Five Emory professors elected to the American Academy of Arts and science
Five Emory University faculty members have been elected to the American Academy of Arts and Sciences, one of the nation’s oldest and most prestigious honorary societies and a leading center for independent research on policies.
The elected officials this year are:
- Rafi Ahmed, Director, Emory Vaccine Center, Georgia Research Alliance Eminent Scholar in Vaccine Research, and Professor Charles Howard Candler, Emory School of Medicine
- Carol Anderson, Charles Howard Candler Professor and Chairman, Department of African American Studies
- Jericho Brown, Winship Emeritus Research Professor in Creative Writing and Director of the Creative Writing Program
- Sanjay Gupta, Associate Professor, Department of Neurosurgery, Emory School of Medicine, and Deputy Chief of Neurosurgery, Grady Memorial Hospital
- Vanessa Siddle Walker, Samuel Candler Dobbs Professor of African-American Studies and Education
Professors Emory are among 252 newly elected members of the American Academy, founded in 1780 by John Adams, John Hancock and others who believed that the new republic should honor exceptionally accomplished individuals and engage them in the promotion of the public good. . Learn more about the winners.

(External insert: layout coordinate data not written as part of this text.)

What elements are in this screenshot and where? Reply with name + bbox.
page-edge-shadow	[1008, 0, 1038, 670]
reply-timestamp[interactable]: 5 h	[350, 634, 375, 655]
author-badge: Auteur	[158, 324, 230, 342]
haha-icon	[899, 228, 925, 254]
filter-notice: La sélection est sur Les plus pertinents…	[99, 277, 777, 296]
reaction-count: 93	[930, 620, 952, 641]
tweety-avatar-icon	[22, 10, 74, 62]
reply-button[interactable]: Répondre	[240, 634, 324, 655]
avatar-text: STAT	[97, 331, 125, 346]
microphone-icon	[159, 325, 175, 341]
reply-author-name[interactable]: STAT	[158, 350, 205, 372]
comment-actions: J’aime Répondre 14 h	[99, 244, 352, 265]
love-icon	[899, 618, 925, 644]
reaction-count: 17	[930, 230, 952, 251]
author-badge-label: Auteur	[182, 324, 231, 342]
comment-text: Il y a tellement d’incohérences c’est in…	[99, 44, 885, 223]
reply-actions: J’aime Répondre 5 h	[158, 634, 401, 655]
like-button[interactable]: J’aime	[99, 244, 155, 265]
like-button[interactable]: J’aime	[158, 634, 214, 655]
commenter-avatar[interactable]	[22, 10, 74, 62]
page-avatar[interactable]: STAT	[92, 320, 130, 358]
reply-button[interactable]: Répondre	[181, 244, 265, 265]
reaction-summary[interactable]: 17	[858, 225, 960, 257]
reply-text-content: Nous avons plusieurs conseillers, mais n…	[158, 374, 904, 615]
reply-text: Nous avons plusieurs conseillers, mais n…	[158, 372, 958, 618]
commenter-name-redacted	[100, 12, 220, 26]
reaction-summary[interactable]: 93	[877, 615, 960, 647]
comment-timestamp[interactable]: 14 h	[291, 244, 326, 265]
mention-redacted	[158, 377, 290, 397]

“Your Fantastic Mind,” a television series in partnership between the Emory Brain Health Center and Georgia Public Broadcasting, has won seven Emmy nominations from the Southeastern Section of the National Academy of Arts and Sciences. television. The seven nominations come from the show’s 2020 season:
“Your fantastic mind“is a weekly, magazine-style newscast that highlights compelling patient stories and cutting-edge scientific and therapeutic advances in neurology, neurosurgery, psychiatry, rehabilitative medicine and sleep medicine.The show is made possible through financial assistance from the Southern Company Charitable Organization.
Three postdoctoral fellows – Maureen McGuirk Sampson, Kaela S. Singleton and Brandon Franklin Young – have received funding under the Postdoctoral Enrichment Program (PDEP) of the Burroughs Wellcome Fund. PDEP provides funding over three years to support the career development activities of under-represented minority postdoctoral fellows at a degree-granting institution in the United States or Canada. The training and professional development of fellows must be guided by mentors determined to help them advance to stellar careers in biomedical or medical research.
Sampson studies human genetics; Singleton, cell biology; and Young, biochemistry.